Two Poems by Paul Buchheit

To Seize the Day

With every pulse a pixie scatters dust
to mark her presence, as the gods ordain:
she heaves and thrashes with a harlot’s lust
to satisfy the scurrilous refrain
of moments hurtling in a desperate
appeal to never end, while humankind,
possessed of dreamlike powers to emit
a billion self-delusions in its mind,
adorns itself in jewels, velvet robes,
and masquerades of immortality.

But merciless the timeless eye that probes
and parodies the human foolery
of squandering tomorrows to ascend
to glory just before tomorrows end.


To Embrace One’s Fortune

When breath of dusk is gathering inside,
and paths are blurred by brooding clouds of mist;
when kindred spirits hesitate to guide
your errant journey, and the Fates persist
in taunting you by lashing heavy stone
to every step: then stoke your neural fires
until the glimmer in your mind has grown
to waves of longing, rousing your desires
to revel in the ancient mysteries
of being.

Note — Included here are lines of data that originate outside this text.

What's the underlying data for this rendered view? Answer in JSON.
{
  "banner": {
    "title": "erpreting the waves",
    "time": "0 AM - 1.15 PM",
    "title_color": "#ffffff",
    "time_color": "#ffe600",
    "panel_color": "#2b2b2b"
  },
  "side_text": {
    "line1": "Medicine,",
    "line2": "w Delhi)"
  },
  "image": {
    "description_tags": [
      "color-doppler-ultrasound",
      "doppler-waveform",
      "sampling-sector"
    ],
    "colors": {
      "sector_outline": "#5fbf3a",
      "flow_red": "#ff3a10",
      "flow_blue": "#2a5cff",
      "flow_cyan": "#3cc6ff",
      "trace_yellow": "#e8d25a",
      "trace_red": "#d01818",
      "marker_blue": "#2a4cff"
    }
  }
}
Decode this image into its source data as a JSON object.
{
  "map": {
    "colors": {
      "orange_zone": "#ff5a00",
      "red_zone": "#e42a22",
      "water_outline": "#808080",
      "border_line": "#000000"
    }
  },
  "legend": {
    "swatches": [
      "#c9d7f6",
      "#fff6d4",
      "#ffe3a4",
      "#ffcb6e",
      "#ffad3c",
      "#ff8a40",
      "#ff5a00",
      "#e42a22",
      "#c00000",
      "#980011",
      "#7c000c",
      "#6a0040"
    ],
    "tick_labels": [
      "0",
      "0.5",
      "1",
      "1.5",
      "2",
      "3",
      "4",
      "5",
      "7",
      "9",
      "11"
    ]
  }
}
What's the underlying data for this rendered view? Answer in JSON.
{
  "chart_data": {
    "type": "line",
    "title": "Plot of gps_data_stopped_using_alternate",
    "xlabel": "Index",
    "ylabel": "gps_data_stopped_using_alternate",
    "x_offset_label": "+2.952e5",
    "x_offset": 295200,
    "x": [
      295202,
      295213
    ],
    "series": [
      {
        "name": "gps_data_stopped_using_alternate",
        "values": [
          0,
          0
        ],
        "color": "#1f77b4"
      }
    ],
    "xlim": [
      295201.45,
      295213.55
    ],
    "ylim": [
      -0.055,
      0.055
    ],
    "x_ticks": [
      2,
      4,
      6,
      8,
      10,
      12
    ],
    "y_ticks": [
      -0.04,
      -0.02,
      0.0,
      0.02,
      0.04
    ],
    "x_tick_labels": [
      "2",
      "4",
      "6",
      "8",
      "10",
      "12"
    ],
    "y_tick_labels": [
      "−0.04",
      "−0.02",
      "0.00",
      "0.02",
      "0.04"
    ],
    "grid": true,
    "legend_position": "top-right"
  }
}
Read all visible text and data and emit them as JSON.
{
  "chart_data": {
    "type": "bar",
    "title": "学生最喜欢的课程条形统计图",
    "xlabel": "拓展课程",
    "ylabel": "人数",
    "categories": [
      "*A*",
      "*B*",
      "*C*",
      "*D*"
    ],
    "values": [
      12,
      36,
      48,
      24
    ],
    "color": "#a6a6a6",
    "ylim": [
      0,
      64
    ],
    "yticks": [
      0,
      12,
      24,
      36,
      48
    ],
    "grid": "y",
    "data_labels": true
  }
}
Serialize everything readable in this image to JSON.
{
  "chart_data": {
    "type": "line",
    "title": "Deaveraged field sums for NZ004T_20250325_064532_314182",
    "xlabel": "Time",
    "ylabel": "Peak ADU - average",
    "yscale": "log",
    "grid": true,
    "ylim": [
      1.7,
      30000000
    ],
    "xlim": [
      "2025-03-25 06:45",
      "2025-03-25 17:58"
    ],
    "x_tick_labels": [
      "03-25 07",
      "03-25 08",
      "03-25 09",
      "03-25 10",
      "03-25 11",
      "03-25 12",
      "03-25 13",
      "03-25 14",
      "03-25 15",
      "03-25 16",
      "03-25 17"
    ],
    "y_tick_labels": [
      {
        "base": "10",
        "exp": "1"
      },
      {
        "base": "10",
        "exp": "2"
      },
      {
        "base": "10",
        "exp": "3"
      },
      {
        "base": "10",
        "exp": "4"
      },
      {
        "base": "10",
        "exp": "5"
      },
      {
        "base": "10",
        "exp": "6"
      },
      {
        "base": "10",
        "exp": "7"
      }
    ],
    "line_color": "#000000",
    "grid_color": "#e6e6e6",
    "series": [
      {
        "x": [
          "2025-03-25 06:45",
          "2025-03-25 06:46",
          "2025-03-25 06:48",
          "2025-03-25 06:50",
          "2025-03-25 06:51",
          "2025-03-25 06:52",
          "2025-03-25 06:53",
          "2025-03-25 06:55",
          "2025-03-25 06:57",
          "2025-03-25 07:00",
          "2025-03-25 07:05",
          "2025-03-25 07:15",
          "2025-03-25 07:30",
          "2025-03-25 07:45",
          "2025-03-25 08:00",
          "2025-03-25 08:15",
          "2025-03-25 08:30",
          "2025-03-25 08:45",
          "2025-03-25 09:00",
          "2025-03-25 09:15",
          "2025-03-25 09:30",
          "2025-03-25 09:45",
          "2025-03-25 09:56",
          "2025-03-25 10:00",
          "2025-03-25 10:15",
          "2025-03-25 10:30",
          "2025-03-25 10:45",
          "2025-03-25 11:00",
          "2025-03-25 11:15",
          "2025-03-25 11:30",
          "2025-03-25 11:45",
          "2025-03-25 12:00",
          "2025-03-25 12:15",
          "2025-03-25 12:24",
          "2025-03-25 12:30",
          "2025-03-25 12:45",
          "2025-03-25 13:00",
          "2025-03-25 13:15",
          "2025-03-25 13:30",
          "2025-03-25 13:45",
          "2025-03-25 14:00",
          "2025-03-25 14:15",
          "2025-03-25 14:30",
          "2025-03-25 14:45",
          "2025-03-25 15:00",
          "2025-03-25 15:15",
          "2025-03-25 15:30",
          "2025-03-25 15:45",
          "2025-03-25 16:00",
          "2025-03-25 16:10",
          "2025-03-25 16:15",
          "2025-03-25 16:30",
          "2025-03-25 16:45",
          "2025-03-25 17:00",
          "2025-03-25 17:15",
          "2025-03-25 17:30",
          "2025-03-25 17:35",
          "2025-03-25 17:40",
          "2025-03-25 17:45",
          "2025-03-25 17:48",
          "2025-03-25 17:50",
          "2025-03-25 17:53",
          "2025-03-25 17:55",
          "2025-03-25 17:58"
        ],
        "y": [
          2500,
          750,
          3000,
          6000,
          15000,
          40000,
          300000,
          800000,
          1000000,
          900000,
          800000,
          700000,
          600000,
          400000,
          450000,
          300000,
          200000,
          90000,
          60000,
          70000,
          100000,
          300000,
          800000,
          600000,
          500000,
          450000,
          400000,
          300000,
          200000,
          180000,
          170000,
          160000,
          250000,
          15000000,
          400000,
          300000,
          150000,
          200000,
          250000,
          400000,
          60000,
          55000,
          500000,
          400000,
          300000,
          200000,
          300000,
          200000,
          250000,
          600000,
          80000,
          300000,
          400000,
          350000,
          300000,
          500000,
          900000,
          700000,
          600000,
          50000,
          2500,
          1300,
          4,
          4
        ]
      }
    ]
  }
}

Lots were cast for centuries,
and moments passed in infinite degrees
of time and place for fleeting ecstasies
to spark your life — yet lives to never be
are numerous as droplets in the sea!




Paul Buchheit, a lifelong Chicagoan and retired college teacher, is an author of books, poems, progressive essays, and scientific journal articles. He recently completed his first historical novel, 1871: Rivers on Fire. His most recent non-fiction book was Disposable Americans, published in 2017 by Routledge.